I was praying yesterday and in the prayer I asked God, again, was this poly relationship not what he wanted for me. I’ve been struggling with it again. Not if it’s right but, with the dyad relationship Chane and I have. Then, last night while driving home, some thoughts came to me

Once upon a time Chane seemed to put as much importance on our dyad relationship as he did the quad relationship. To the extent of just he and I going away for a weekend together (of course, it goes without saying Dirk and Arwen were free to do the same). He used to ask me to do some things with him. I most often turned him down because I was afraid or knew Dirk wouldn’t like it. Those are just a couple of examples.

No, here’s the theory I came up with after these thoughts came to me.

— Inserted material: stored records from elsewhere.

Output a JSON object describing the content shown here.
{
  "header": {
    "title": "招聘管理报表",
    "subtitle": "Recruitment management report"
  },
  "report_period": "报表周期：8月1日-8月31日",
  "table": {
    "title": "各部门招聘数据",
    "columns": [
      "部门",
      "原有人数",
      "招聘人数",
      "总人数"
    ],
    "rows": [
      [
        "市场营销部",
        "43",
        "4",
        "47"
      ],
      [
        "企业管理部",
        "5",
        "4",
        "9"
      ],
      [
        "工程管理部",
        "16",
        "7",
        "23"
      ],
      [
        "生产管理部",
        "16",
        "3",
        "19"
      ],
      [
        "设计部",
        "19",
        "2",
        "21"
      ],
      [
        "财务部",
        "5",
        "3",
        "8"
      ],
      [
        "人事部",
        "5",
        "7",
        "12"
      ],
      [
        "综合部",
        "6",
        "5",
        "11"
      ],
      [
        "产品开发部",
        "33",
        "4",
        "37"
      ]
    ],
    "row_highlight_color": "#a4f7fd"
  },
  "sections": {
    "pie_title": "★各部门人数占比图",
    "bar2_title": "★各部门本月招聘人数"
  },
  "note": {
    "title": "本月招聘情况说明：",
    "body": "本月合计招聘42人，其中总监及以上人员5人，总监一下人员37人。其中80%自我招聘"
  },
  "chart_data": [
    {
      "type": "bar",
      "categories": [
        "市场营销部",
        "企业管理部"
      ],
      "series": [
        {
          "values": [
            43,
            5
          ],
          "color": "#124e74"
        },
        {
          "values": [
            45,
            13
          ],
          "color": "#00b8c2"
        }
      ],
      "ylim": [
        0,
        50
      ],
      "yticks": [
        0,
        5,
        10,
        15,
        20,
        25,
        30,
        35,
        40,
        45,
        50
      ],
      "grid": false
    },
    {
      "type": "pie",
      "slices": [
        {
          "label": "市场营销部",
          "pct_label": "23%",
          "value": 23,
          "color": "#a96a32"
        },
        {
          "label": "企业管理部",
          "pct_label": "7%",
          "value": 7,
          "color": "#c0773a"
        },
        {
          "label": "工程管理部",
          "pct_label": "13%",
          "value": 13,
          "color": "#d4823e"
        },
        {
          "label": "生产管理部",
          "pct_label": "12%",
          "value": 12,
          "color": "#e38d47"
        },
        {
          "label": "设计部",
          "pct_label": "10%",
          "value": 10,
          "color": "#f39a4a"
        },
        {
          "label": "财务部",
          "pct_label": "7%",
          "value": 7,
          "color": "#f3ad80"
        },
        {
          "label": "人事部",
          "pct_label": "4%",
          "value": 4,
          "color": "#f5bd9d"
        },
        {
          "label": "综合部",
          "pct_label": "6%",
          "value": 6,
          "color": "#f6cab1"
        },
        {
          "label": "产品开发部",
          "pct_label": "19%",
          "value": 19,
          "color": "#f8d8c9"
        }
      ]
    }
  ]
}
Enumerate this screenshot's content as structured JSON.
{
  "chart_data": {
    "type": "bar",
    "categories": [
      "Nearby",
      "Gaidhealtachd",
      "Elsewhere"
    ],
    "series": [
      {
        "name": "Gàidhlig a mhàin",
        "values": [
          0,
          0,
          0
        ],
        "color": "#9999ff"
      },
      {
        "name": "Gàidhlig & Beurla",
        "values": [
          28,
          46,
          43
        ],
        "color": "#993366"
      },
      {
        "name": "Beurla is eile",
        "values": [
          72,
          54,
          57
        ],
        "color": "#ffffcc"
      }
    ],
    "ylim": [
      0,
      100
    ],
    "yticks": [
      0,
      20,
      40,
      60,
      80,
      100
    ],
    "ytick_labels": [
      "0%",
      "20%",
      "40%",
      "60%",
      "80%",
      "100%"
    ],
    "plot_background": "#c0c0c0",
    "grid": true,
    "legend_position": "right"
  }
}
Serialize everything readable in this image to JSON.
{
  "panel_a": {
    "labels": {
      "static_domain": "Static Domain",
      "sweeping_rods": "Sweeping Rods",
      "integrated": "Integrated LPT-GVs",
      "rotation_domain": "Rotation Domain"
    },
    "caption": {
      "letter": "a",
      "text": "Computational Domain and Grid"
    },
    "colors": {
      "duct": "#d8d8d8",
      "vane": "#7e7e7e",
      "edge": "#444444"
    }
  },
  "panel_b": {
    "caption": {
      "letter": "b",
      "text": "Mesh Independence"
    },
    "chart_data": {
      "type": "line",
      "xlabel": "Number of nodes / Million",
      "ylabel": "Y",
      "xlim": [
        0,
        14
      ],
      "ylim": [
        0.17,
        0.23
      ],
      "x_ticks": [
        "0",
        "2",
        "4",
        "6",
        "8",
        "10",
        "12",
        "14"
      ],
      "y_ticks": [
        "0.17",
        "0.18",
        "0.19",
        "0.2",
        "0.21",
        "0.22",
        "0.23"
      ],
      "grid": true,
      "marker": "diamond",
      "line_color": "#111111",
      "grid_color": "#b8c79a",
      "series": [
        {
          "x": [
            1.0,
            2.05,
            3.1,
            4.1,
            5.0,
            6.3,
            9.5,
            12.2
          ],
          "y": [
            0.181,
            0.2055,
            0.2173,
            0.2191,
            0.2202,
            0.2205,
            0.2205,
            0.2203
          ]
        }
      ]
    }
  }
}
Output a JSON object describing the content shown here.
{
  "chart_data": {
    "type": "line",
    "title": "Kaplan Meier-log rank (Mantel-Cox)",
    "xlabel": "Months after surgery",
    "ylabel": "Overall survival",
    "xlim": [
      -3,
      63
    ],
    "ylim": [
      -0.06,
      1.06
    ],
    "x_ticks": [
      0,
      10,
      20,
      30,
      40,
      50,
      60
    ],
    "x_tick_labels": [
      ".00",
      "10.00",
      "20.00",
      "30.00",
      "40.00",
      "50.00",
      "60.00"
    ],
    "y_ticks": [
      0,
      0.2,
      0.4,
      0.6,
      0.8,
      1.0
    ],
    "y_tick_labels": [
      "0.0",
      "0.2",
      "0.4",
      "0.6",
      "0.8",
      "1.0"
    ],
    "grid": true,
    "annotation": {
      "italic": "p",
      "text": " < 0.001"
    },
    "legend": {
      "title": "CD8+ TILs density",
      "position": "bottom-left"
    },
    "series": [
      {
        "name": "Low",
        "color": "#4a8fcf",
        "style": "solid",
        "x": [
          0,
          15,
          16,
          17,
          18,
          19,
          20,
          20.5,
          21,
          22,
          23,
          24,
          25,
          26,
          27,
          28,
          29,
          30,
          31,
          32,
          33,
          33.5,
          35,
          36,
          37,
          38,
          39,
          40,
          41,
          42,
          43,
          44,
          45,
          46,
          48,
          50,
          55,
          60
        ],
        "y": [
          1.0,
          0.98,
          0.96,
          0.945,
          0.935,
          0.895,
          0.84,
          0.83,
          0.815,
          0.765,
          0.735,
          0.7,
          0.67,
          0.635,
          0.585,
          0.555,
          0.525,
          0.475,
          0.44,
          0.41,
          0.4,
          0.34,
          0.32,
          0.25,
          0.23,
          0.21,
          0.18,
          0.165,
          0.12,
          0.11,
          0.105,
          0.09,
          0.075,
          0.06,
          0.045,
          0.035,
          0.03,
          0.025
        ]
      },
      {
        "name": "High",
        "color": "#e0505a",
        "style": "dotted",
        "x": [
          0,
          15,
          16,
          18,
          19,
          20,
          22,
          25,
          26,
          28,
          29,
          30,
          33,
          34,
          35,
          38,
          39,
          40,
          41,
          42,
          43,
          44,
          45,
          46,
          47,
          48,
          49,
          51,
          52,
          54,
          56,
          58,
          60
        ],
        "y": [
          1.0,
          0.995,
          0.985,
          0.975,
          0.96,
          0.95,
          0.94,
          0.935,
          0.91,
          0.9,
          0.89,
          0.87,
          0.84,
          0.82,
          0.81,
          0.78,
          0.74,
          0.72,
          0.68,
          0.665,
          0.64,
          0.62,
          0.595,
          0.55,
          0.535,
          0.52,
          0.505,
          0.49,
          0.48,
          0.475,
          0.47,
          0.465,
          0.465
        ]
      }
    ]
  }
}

Has Chane quit seeking time alone with me because he has given up on it? Has me turning him down in the past due to some issues Dirk had (which aren’t there any more), the deal with Dirk and Arwen nearly spitting up. etc made him believe it is futile? That he has to cultivate the quad relationship more than our dyad just so we can be together period? I get discouraged and disappointed at times. Was he feeling like this and it’s just easier not to let himself want things like that any more?

I am going to have to talk with him about this…just need to decide the best way. Face-to-face or not. I’m not sure when I’ll see him again. In a month?